Martinez also notes that UC employees generally stay at the university for 10 to 15 years, becoming solid, long-term members of their communities. “When there are these huge cuts, you get this ripple effect,” she explains. “Positions being lost at the university result in stability being lost in the community.”

Under Gov. Jerry Brown’s budget proposal, released soon after he took office in January, the state would cut funding to UC by $500 million, a 16.4 percent reduction from 2010-11. The already-strapped Berkeley campus — with a total operating budget of $1.8 billion — would take a hit of some $80 million.

And that’s the best-case scenario. It hinges on the success of the governor’s plan to win voter approval of a ballot measure to extend $12.5 billion in continuing tax revenues over the next five years. But even a getting the measure on the June ballot will require a two-thirds vote of the Legislature — which, when it comes to taxes, represents a significant challenge.

And if the plan fails?

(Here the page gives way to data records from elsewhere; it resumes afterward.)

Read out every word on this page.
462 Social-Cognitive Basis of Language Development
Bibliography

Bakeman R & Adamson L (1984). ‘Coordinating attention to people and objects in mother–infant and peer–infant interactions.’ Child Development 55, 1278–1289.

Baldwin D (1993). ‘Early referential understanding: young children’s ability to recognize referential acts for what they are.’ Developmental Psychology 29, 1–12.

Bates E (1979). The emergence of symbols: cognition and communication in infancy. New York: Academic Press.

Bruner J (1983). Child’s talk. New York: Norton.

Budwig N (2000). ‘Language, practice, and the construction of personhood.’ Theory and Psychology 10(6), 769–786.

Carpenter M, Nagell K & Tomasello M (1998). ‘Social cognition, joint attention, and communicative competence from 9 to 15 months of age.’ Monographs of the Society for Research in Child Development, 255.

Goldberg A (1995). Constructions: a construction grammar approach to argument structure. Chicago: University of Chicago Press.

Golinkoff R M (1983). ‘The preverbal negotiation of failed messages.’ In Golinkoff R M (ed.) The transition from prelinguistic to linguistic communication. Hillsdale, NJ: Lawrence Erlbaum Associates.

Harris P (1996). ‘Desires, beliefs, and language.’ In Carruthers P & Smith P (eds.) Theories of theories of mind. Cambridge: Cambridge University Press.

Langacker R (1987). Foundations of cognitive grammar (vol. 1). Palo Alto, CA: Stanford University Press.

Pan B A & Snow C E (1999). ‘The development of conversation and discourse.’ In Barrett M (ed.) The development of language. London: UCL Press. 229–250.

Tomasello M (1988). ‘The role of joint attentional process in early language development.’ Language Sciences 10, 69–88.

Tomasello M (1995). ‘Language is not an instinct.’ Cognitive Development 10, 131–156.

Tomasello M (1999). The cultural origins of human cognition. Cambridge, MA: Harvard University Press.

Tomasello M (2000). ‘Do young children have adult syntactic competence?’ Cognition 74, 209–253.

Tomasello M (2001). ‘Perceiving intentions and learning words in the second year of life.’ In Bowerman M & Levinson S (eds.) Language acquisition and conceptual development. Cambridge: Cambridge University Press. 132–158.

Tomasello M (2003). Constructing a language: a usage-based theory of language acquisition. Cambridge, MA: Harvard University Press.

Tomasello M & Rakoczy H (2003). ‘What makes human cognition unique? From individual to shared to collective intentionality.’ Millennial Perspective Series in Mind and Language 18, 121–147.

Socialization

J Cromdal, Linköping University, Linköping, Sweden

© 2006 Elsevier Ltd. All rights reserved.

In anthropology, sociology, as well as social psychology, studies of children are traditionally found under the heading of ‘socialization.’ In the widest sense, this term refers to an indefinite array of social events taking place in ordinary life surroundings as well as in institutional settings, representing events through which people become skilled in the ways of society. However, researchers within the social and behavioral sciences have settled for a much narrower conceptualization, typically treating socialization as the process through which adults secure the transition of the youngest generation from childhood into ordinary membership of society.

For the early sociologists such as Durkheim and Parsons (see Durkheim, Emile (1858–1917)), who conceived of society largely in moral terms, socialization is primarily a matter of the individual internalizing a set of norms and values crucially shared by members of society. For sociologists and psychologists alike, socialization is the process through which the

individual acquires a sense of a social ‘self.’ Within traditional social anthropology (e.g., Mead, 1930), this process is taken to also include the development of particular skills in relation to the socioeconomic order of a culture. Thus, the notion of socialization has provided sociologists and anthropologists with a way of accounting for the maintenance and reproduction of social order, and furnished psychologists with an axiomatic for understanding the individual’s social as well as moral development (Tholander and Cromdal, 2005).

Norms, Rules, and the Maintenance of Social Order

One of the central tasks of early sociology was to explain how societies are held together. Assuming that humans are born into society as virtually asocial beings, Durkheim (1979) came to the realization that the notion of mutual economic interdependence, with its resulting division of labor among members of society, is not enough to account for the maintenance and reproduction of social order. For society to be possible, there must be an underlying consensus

The Legislative Analyst’s Office warns that Sacramento, faced with the need to address a $25.4 billion shortfall without projected revenues from the tax proposal, could more than double the size of the cuts to the UC system.

Berkeley Assemblywoman Nancy Skinner calls the governor’s budget proposal “an honest reflection of the ongoing hit the global recession has had on California’s economy,” and warns that failure to provide tax extensions in June will leave the state $12.5 billion deeper in the red.

“As one of the few areas where our state government has flexibility,” she says, “the University of California  — along with all education — will surely take a great hit as the Legislature identifies another $12.5 billion to cut.”

All of those traveling to Sacramento today hope to help limit the damage to UC, the Berkeley campus, and the state of California. They are out to demonstrate, in one way or another, that Berkeley is part of the solution to the state’s economic woes — that its alumni found businesses that employ Californians, that they work in sectors and fields that grow the state’s economy, and that they work for the public good in fields like education and public safety.

For those who can’t make the trip, the California Alumni Association is harnessing its formidable e-advocacy system to the task of asking members statewide to urge their legislators to back the June ballot initiative.